L'objectif reste un peu niche. Avec un score total de 37,3 sur 100 dans notre base, il ne boxe pas dans la catégorie des cadors. Le pire point est le sport et la faune (22,6/100), ce qui se comprend vu l'absence d'AF et la focale fixe. En macro, il s'en sort correctement (77e percentile) grâce à une distance minimale de 24 cm. Mais ne vous attendez pas à un objectif macro dédié. L'optique à 10 éléments offre un rendu correct, mais rien qui fasse exploser les charts. Franchement, c'est un outil de cinéaste qui aime le look particulier et la compacité.
Questions fréquentes
Q: Est-ce que le KIPON Colibri 24mm T2.5 couvre le plein format ?
Oui, la couverture est full-frame, donc il fonctionne parfaitement sur les capteurs 24x36 mm des Sony série A7 ou FX.
Q: Peut-on utiliser le KIPON Colibri 24mm pour la photo de rue ?
Pas vraiment, car il n'a pas d'autofocus. À moins de pratiquer l'hyperfocale et de rester en mode manuel, une optique AF sera bien plus pratique.
Q: Quelle est la différence entre T2.5 et f/2.5 ?
Le T-stop mesure la transmission réelle de lumière, alors que le f-stop est un calcul géométrique. Un T2.5 signifie que l'objectif laisse passer autant de lumière qu'un f/2.5 théorique, ce qui est utile pour l'exposition en vidéo.
Q: Le KIPON Colibri 24mm T2.5 est-il compatible avec un follow focus ?

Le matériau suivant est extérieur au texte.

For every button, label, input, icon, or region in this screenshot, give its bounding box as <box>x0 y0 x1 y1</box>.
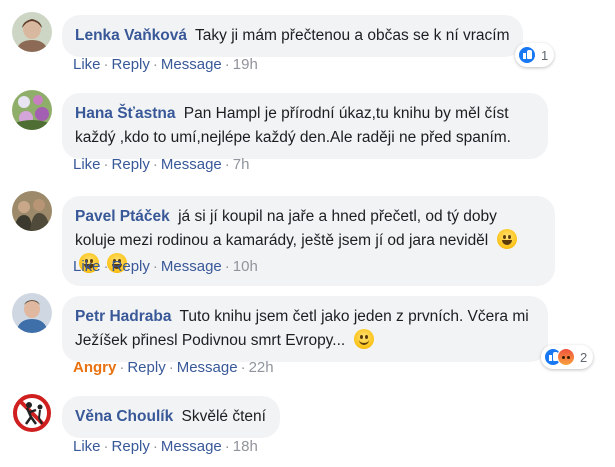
avatar[interactable] <box>12 293 52 333</box>
comment-actions: Angry · Reply · Message · 22h <box>73 359 274 376</box>
comment-bubble: Petr Hadraba Tuto knihu jsem četl jako j… <box>62 296 548 362</box>
comment-timestamp[interactable]: 18h <box>233 438 258 455</box>
smiling-emoji-icon <box>353 329 374 349</box>
reply-button[interactable]: Reply <box>112 438 150 455</box>
comment-actions: Like · Reply · Message · 19h <box>73 56 258 73</box>
comment-bubble: Lenka Vaňková Taky ji mám přečtenou a ob… <box>62 15 524 57</box>
comment-text: Skvělé čtení <box>181 408 266 425</box>
comment-timestamp[interactable]: 7h <box>233 156 250 173</box>
comment-author[interactable]: Lenka Vaňková <box>75 27 187 44</box>
avatar[interactable] <box>12 12 52 52</box>
comment-actions: Like · Reply · Message · 7h <box>73 156 250 173</box>
avatar[interactable] <box>12 90 52 130</box>
reply-button[interactable]: Reply <box>112 156 150 173</box>
message-button[interactable]: Message <box>177 359 238 376</box>
comment-text: Taky ji mám přečtenou a občas se k ní vr… <box>195 27 510 44</box>
like-reaction-icon <box>518 46 536 64</box>
message-button[interactable]: Message <box>161 438 222 455</box>
grinning-emoji-icon <box>496 229 517 249</box>
message-button[interactable]: Message <box>161 56 222 73</box>
like-button[interactable]: Like <box>73 258 101 275</box>
comment-author[interactable]: Pavel Ptáček <box>75 208 170 225</box>
message-button[interactable]: Message <box>161 156 222 173</box>
avatar[interactable] <box>12 191 52 231</box>
comment-actions: Like · Reply · Message · 18h <box>73 438 258 455</box>
comment-timestamp[interactable]: 19h <box>233 56 258 73</box>
comment-bubble: Věna Choulík Skvělé čtení <box>62 396 280 438</box>
comment-timestamp[interactable]: 22h <box>249 359 274 376</box>
reaction-summary[interactable]: 1 <box>515 43 555 67</box>
like-button[interactable]: Like <box>73 438 101 455</box>
reply-button[interactable]: Reply <box>112 258 150 275</box>
reaction-count: 1 <box>541 47 549 63</box>
angry-reaction-button[interactable]: Angry <box>73 359 116 376</box>
comment-author[interactable]: Hana Šťastna <box>75 105 175 122</box>
comment-actions: Like · Reply · Message · 10h <box>73 258 258 275</box>
like-button[interactable]: Like <box>73 156 101 173</box>
reply-button[interactable]: Reply <box>127 359 165 376</box>
reaction-count: 2 <box>580 349 588 365</box>
reply-button[interactable]: Reply <box>112 56 150 73</box>
avatar[interactable] <box>12 393 52 433</box>
comment-timestamp[interactable]: 10h <box>233 258 258 275</box>
comment-author[interactable]: Petr Hadraba <box>75 308 171 325</box>
comment-author[interactable]: Věna Choulík <box>75 408 173 425</box>
angry-reaction-icon <box>557 348 575 366</box>
like-button[interactable]: Like <box>73 56 101 73</box>
reaction-summary[interactable]: 2 <box>541 345 594 369</box>
message-button[interactable]: Message <box>161 258 222 275</box>
comment-bubble: Hana Šťastna Pan Hampl je přírodní úkaz,… <box>62 93 548 159</box>
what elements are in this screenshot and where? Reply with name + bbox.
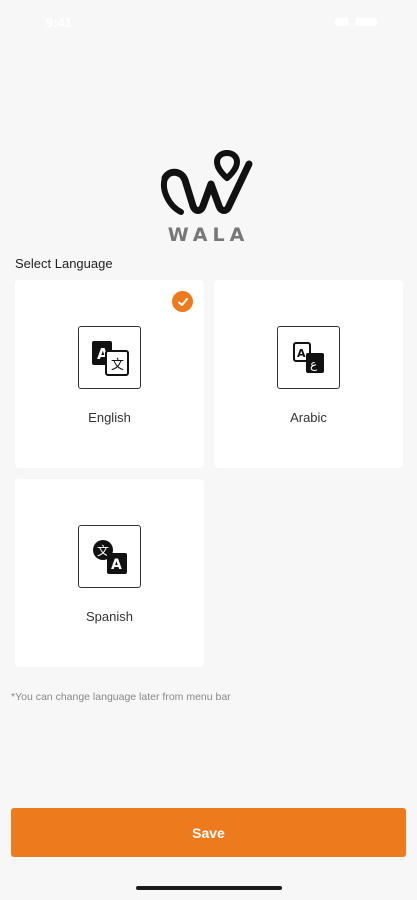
- signal-icon: [335, 18, 349, 26]
- wala-logo-mark-icon: [160, 150, 252, 215]
- status-indicators: [335, 18, 377, 26]
- status-time: 9:41: [46, 14, 73, 30]
- language-label-english: English: [88, 410, 131, 425]
- battery-icon: [355, 18, 377, 26]
- svg-text:A: A: [111, 557, 122, 573]
- svg-text:A: A: [297, 347, 306, 360]
- translate-en-icon: A 文: [78, 326, 141, 389]
- translate-es-icon: 文 A: [78, 525, 141, 588]
- language-card-english[interactable]: A 文 English: [15, 280, 204, 468]
- home-indicator[interactable]: [136, 886, 282, 890]
- language-label-spanish: Spanish: [86, 609, 133, 624]
- language-card-spanish[interactable]: 文 A Spanish: [15, 479, 204, 667]
- selected-check-icon: [172, 291, 193, 312]
- save-button[interactable]: Save: [11, 808, 406, 857]
- app-logo: WALA: [0, 140, 417, 246]
- svg-text:ع: ع: [310, 357, 318, 371]
- language-card-arabic[interactable]: A ع Arabic: [214, 280, 403, 468]
- language-change-note: *You can change language later from menu…: [11, 691, 231, 703]
- svg-text:文: 文: [111, 358, 124, 373]
- section-label: Select Language: [15, 256, 113, 271]
- status-bar: 9:41: [0, 0, 417, 44]
- language-label-arabic: Arabic: [290, 410, 327, 425]
- translate-ar-icon: A ع: [277, 326, 340, 389]
- brand-wordmark: WALA: [167, 224, 250, 246]
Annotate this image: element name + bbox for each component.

Oui, il est équipé d'engrenages 0.8 MOD standard, et la rotation de 300° offre une grande précision avec un follow focus manuel ou motorisé.
À qui ce produit ne convient pas
Passez votre chemin si vous avez besoin d'autofocus ou de stabilisation, car ce sont les deux gros absents. Les photographes trouveront l'expérience frustrante, et les vidéastes qui tournent beaucoup en run-and-gun regretteront l'absence de stab optique. Si vous cherchez un objectif passe-partout pour du paysage ou du sport, mieux vaut investir dans un zoom autofocus comme un Sigma 70-200mm f/2.8 ou un Canon RF 14-35mm, qui offrent plus de polyvalence pour un prix parfois inférieur.
Verdict
Alors, faut-il craquer pour le KIPON Colibri 24mm T2.5 ? Si vous êtes vidéaste, que vous bossez avec un follow focus et que vous cherchez un look qui sort de l'ordinaire, on dit oui, à condition de le payer au prix le plus bas. Le bokeh en étoile, c'est son super-pouvoir, et la rotation de 300° est un bonheur en tournage. En revanche, si vous avez besoin d'autofocus, de stabilisation, ou d'un objectif capable de tout faire, passez votre chemin. Les scores optiques sont honnêtes, pas extraordinaires, et l'absence de tropicalisation vous obligera à le couvrir en extérieur. Pour les photographes, c'est un non catégorique : il n'est pas fait pour ça. Pour les amateurs de courts métrages et de plans stylisés, il peut devenir un petit chouchou, à condition de l'utiliser dans son élément : un setup compact, contrôlé, et manuel.